Untuk awan badai kecil bernama cumulonimbus—disingkat Cb—umumnya berdiameter dalam satuan kilometer. Namun apabila awan Cb atau awan badai ini berkembang, bisa meluas hingga puluhan sampai ratusan kilometer. Ini merupakan gabungan atau satu kesatuan yang disebut awan konvektif skala meso yang kompleks (meso-scale convective complex, disingkat MCC) atau juga sebagai sistem awan konvektif skala meso (meso-scale convective system disingkat MCS).
Awan konvektif merupakan suatu proses pembentukan awan yang umumnya melalui proses konveksi atau udara hangat basah, yang naik akibat pemanasan atau menyeruaknya udara hangat basah yang kemudian mendapat pendinginan.
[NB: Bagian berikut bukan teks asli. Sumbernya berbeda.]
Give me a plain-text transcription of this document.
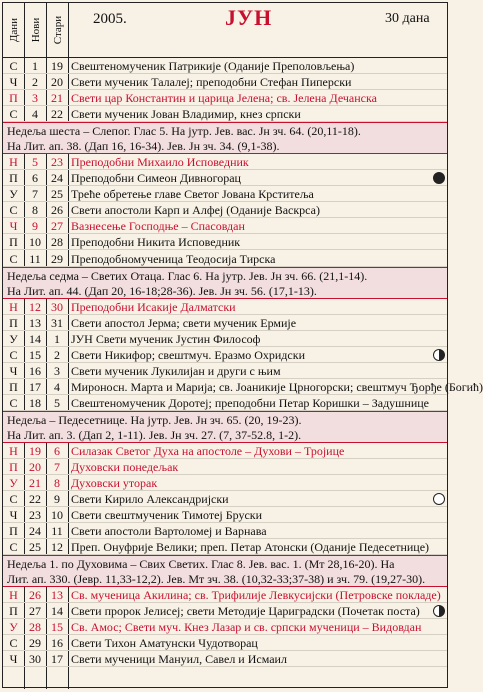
Дани Нови Стари 2005.	ЈУН	30 дана
С	1	19 Свештеномученик Патрикије (Оданије Преполовљења)
Ч	2	20 Свети мученик Талалеј; преподобни Стефан Пиперски
П	3	21 Свети цар Константин и царица Јелена; св. Јелена Дечанска
С	4	22 Свети мученик Јован Владимир, кнез српски
Недеља шеста – Слепог. Глас 5. На јутр. Јев. вас. Јн зч. 64. (20,11-18).
На Лит. ап. 38. (Дап 16, 16-34). Јев. Јн зч. 34. (9,1-38).
Н	5	23 Преподобни Михаило Исповедник
П	6	24 Преподобни Симеон Дивногорац
У	7	25 Треће обретење главе Светог Јована Крститеља
С	8	26 Свети апостоли Карп и Алфеј (Оданије Васкрса)
Ч	9	27 Вазнесење Господње – Спасовдан
П 10 28 Преподобни Никита Исповедник
С 11 29 Преподобномученица Теодосија Тирска
Недеља седма – Светих Отаца. Глас 6. На јутр. Јев. Јн зч. 66. (21,1-14).
На Лит. ап. 44. (Дап 20, 16-18;28-36). Јев. Јн зч. 56. (17,1-13).
Н 12 30 Преподобни Исакије Далматски
П 13 31 Свети апостол Јерма; свети мученик Ермије
У 14	1 ЈУН Свети мученик Јустин Философ
С 15	2 Свети Никифор; свештмуч. Еразмо Охридски
Ч 16	3 Свети мученик Лукилијан и други с њим
П 17	4 Мироносн. Марта и Марија; св. Јоаникије Црногорски; свештмуч Ђорђе (Богић)
С 18	5 Свештеномученик Доротеј; преподобни Петар Коришки – Задушнице
Недеља – Педесетнице. На јутр. Јев. Јн зч. 65. (20, 19-23).
На Лит. ап. 3. (Дап 2, 1-11). Јев. Јн зч. 27. (7, 37-52.8, 1-2).
Н 19	6 Силазак Светог Духа на апостоле – Духови – Тројице
П 20	7 Духовски понедељак
У 21	8 Духовски уторак
С 22	9 Свети Кирило Александријски
Ч 23 10 Свети свештмученик Тимотеј Бруски
П 24 11 Свети апостоли Вартоломеј и Варнава
С 25 12 Преп. Онуфрије Велики; преп. Петар Атонски (Оданије Педесетнице)
Недеља 1. по Духовима – Свих Светих. Глас 8. Јев. вас. 1. (Мт 28,16-20). На
Лит. ап. 330. (Јевр. 11,33-12,2). Јев. Мт зч. 38. (10,32-33;37-38) и зч. 79. (19,27-30).
Н 26 13 Св. мученица Акилина; св. Трифилије Левкусијски (Петровске покладе)
П 27 14 Свети пророк Јелисеј; свети Методије Цариградски (Почетак поста)
У 28 15 Св. Амос; Свети муч. Кнез Лазар и св. српски мученици – Видовдан
С 29 16 Свети Тихон Аматунски Чудотворац
Ч 30 17 Свети мученици Мануил, Савел и Исмаил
Dan, proses konveksi inilah sepertinya situasi dan kondisi yang terjadi dan berkembang seiring deforestasi berujung pada hilangnya hutan lebat dan belum dirambah manusia.
Artinya, permukaan lahan menjadi terbuka, membentuk dan mendukung proses konveksi yang berlangsung. Terbentuklah awan-awan konveksi yang telah terjadi dan berlangsung di seluruh Bumi.
Mulailah dikenal bencana hidrometeorologi basah dengan banjir, banjir bandang, tanah longsor, yang kini merambah kawasan padang pasir di Arab Saudi, Iran, dan Pakistan. Juga kota London dan beberapa kota besar di Eropa dengan ancaman yang sama.
Untuk Indonesia, perkembangan awan badai atau awan konveksi yang menghasilkan tiga kondisi badai itu berlangsung mulai awal tahun 1996.
Untuk Indonesia, perkembangan awan badai atau awan konveksi yang menghasilkan tiga kondisi badai itu berlangsung mulai awal tahun 1996. Di kawasan DKI Jakarta turun hujan ekstrem sekitar 350 milimeter pada 9 Februari 1996. Esoknya, tanggal 10 Februari berlanjut dengan curah hujan 100-200 milimeter yang meluas ke kawasan Bogor.
Mulailah era banjir di ibu kota negara. Bencana itu kian giat dengan curahan tertinggi pada awal tahun baru 2020. Curah hujan tertinggi mendekati 400 milimeter per hari.
Belum lagi perkembangan awan badai yang memicu bencana hidrometeorologi. Apabila ditelusuri lebih lanjut, sebelum tahun 2010 terjadi kegiatan awan konveksi atau awan yang menghasilkan tiga kondisi badai. Umumnya terpola di sekitar perubahan angin musim atau angin muson yang identik dengan kondisi musim hujan dan musim kemarau.
Peralihan musim
Dari penelusuran dan upaya mencermati pola aliran udara sekaligus analisis dinamika meteorologi diketahui bahwa masa peralihan musim—dari angin muson timur ke muson barat—umumnya terjadi pada Maret- April untuk awal tahun. Pada September-Oktober untuk akhir tahun. Keduanya merupakan situasi angin teduh dengan garis edar Matahari semu berada di atas ekuator.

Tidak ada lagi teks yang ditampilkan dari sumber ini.